George always described his first eight watches made between 1969 and 1973 as ‘primitive’. Only the seventh in the series boasts a complication, a power reserve indicator. The others are time only watches. The first of the series has a pivoted detent escapement, the others employ spring detent escapements all eight feature tourbillions. (George considered the tourbillon a complexity and not a complication.) To the rest of us those don’t sound like primitive watches but they were to George.
Why? George was a man with ideals. He once told me: ‘It was of the utmost importance to me that my watches possess elegance and simplicity. They are the sources of beauty in watches. These are things you can only create at the workbench with tools in your hand. The beauty of a watch for me lies in part in its geometry, in the shape of the case and the design of the dial. But geometry is even more important for the movement: a movement must be geometrically perfect, nothing superfluous, nothing that makes the movement look out of proportion, and it must have the perfect finish. The other part of the beauty of a watch lies in its timekeeping. A beautiful watch keeps perfect time. The whole thing fuses into one. The beauty of a watch is geometric and aesthetic and about timekeeping. If we are looking at a perfect watch we are looking at a perfect machine for telling time.’
George felt that with those early watches he had not yet created the ‘perfect machine for telling time.’ That development came later when he made watches with his invention the co-axial escapement. Even so the Hornby and his other early watches do possess elegance, simplicity and proportion. Nothing is superfluous and the finish is pure perfection.
One of the intriguing characteristics of the Hornby is that it has a self-starting spring detent chronometer something many horological textbooks will tell you cannot possibly exist.
George would not let something he viewed as insignificant – such as a statement in a textbook – stop him from creating the impossible. He experimented with chronometer escapements altering the geometry until he invented one that would self-start.

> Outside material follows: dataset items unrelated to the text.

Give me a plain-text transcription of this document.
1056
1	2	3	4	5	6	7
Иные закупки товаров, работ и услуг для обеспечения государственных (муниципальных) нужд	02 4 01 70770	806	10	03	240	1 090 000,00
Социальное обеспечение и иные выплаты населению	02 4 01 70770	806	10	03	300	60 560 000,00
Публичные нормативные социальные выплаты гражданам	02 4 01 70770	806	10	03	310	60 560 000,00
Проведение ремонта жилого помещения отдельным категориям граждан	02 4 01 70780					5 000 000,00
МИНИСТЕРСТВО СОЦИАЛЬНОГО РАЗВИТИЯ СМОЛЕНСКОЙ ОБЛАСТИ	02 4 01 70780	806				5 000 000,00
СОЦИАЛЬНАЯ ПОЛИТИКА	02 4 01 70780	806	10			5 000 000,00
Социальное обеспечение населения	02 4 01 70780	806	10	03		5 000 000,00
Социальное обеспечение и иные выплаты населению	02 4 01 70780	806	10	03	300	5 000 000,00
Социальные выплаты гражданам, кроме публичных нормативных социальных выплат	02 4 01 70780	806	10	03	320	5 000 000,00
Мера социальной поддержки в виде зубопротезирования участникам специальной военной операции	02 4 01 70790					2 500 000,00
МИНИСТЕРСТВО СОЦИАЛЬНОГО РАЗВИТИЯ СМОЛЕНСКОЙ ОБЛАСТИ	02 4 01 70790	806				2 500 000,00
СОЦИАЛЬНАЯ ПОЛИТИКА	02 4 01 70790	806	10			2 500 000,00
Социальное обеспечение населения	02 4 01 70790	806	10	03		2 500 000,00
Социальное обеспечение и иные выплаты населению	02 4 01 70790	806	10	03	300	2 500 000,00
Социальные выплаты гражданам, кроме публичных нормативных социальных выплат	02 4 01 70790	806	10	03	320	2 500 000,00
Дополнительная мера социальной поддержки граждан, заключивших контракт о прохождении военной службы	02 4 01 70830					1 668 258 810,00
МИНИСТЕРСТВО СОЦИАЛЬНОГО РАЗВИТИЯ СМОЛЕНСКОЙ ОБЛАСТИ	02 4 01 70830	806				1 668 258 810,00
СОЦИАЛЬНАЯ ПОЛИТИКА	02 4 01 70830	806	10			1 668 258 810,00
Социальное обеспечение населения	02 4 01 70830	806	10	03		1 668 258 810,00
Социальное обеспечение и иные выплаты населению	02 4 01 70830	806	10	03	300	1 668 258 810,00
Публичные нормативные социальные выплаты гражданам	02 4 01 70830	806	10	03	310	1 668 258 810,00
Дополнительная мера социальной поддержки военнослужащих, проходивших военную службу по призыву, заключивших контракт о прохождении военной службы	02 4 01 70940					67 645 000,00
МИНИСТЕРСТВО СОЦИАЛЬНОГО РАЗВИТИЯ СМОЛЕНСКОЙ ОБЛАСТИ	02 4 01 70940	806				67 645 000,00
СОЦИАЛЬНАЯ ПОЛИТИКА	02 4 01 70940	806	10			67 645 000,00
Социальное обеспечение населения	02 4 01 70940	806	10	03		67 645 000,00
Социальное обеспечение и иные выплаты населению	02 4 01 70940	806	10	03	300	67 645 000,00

George’s experiments with chronometer escapements illustrate the science, engineering geometry, physics, and metallurgy of watchmaking.
As for the art, George said: ‘’I know today people say many things are a work of art. I am sometimes asked if a watch is a work of art. It depends on your definition. To me a work of art is an artificially constructed object with integrity and the ability to amuse, intrigue and educate the human mind.’
On Saturday I left Sotheby’s and walked onto Bond Street. For those of you unfamiliar with London’s Bond Street is lined with watch brand boutiques – places where I have spent many hours. When I left home that morning I planned to view the Hornby and then visit some watch boutiques. And there’s the rub – after again appreciating a Daniels watch I could not bring myself to enter shops full of mas produced watches. I headed straight home.